TYPES OF SOLAR DISTILLERS
Solar distillation systems are often classified as passive and active. Solar radiation is the input energy of passive solar stills, but the efficiency of the system is low. Attempts have been made to increase efficiency and productivity by preheating salt water in solar stills. This method is called active solar distillation. In the case of active solar distillation, an additional source of heat energy is needed to accelerate evaporation within the same passive solar still system. The additional source may be a solar energy system or thermal energy contained in hot water that is discharged by other industries. There are different ways to make a solar still and different materials can be used. A crucial design challenge is to ensure that the stills are airtight. If they are not hermetic, their efficiencies decrease considerably. Here is a list of different types of passive solar distillers.
• Single-effect stills: These are the most common and simple stills. Only one interface is needed to transmit the energy and to collect the condensate.
• Multi-effect stills: They require twice the effort to ensure seals and can be harder to clean, but they can increase the production of distilled water significantly.
• Basin-type stills: They contain water in an impermeable material that is part of the entire enclosure and these are the most common type.
• Wick stills: Use tissue-like materials that use capillary action to propagate water through the system.
• Multi-wick stills: These stills, like wick stills and multi-effect stills, dramatically increase productivity by exponentially increasing the area under influence.
• Diffusion stills: These stills use the ideas introduced by multi-effect stills and wick stills and are a further step forward for both. They consist of a series of closely spaced parallel walls in contact with salt impregnated wicks and have great potential due to their high productivity and simplicity.
Different stills require different materials, some have simple materials and other stills may have more sophisticated materials. Here is an example of a type of wick still and details about how it works.
The solar radiation that falls on the glass cover is transmitted to the surface of the wick. Part of the energy is used to heat the water through the wick with capillary action.

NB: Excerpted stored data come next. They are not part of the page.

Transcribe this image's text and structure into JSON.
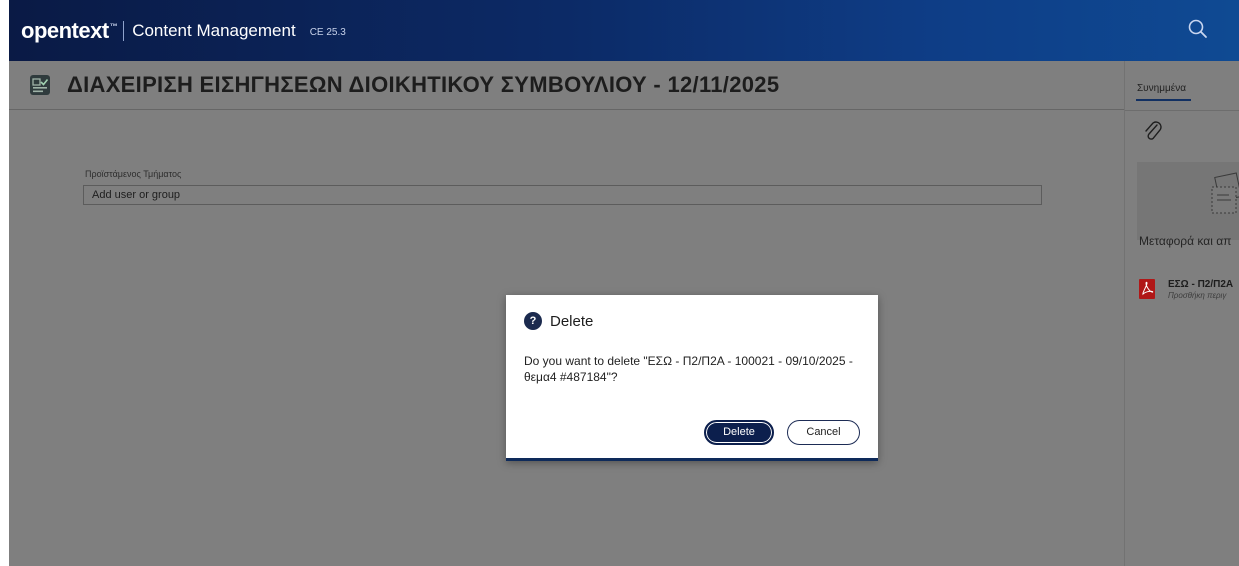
{
  "topbar": {
    "brand": "opentext",
    "brand_mark": "™",
    "app_title": "Content Management",
    "version": "CE 25.3",
    "search_icon": "search-icon"
  },
  "page": {
    "icon": "form-icon",
    "title": "ΔΙΑΧΕΙΡΙΣΗ ΕΙΣΗΓΗΣΕΩΝ ΔΙΟΙΚΗΤΙΚΟΥ ΣΥΜΒΟΥΛΙΟΥ - 12/11/2025"
  },
  "form": {
    "field_label": "Προϊστάμενος Τμήματος",
    "field_placeholder": "Add user or group"
  },
  "right_panel": {
    "tab_label": "Συνημμένα",
    "attach_icon": "paperclip-icon",
    "drop_text": "Μεταφορά και απ",
    "file": {
      "icon": "pdf-icon",
      "name": "ΕΣΩ - Π2/Π2Α",
      "sub": "Προσθήκη περιγ"
    }
  },
  "dialog": {
    "icon": "help-icon",
    "title": "Delete",
    "message": "Do you want to delete \"ΕΣΩ - Π2/Π2Α - 100021 - 09/10/2025 - θεμα4 #487184\"?",
    "confirm_label": "Delete",
    "cancel_label": "Cancel"
  },
  "colors": {
    "topbar_dark": "#0a1a45",
    "topbar_light": "#0f4a93",
    "primary_button": "#0c1f4d",
    "overlay_gray": "#7f7f7f",
    "pdf_red": "#b01717"
  }
}
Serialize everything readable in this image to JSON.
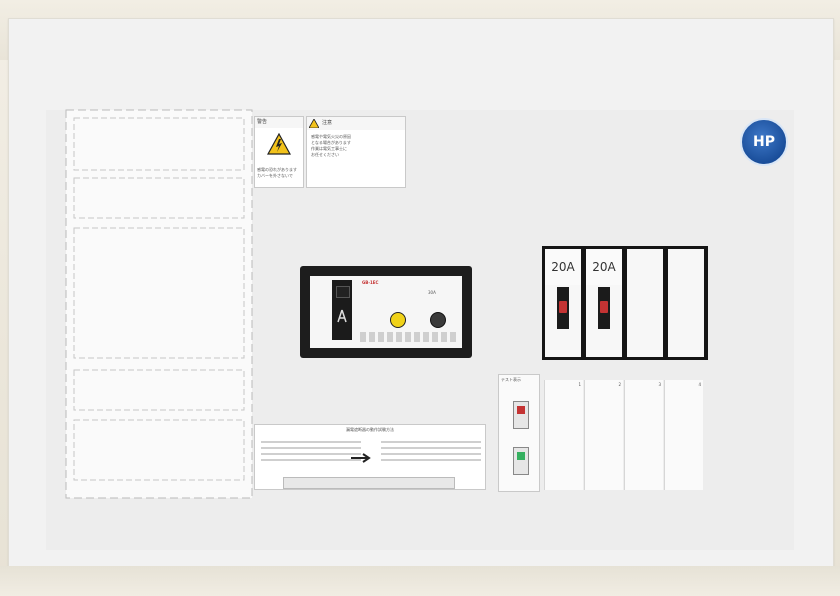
{
  "warning_labels": [
    {
      "header": "警告",
      "text": [
        "感電の恐れがあります",
        "カバーを外さないで"
      ]
    },
    {
      "header": "注意",
      "text": [
        "感電や電気火災の原因",
        "となる場合があります",
        "作業は電気工事士に",
        "お任せください"
      ]
    }
  ],
  "leakage_breaker": {
    "model": "GB-1EC",
    "rating": "30A"
  },
  "breakers": [
    {
      "rating": "20A",
      "toggle_color": "#c43333"
    },
    {
      "rating": "20A",
      "toggle_color": "#c43333"
    }
  ],
  "mini_panel": {
    "label": "テスト表示",
    "numbers": [
      "1",
      "2",
      "3",
      "4"
    ]
  },
  "bottom_label": {
    "title": "漏電遮断器の動作試験方法"
  },
  "logo": {
    "text": "HP"
  },
  "colors": {
    "panel": "#ededed",
    "breaker_body": "#f7f7f7",
    "logo_blue": "#1a4e9a"
  }
}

The heat transfers in the distillation system are governed by external and internal modes. The mode of external heat transfer is due to convection and radiation, which are independent of each other and occur outside the still. The heat transfer inside the solar distillation unit is called the internal heat transfer mode, which is due to radiation, convection and evaporation. In the internal heat transfer mode, the mass transfer is accompanied by radiation and convective heat. Water flowing through the surface of the wick is heated and evaporated to steam. The saturated steam condenses in the lower surface of the glass cover after releasing the latent heat of vaporization. Droplets of Condensed water falls by gravity and is collected in the drainage channel.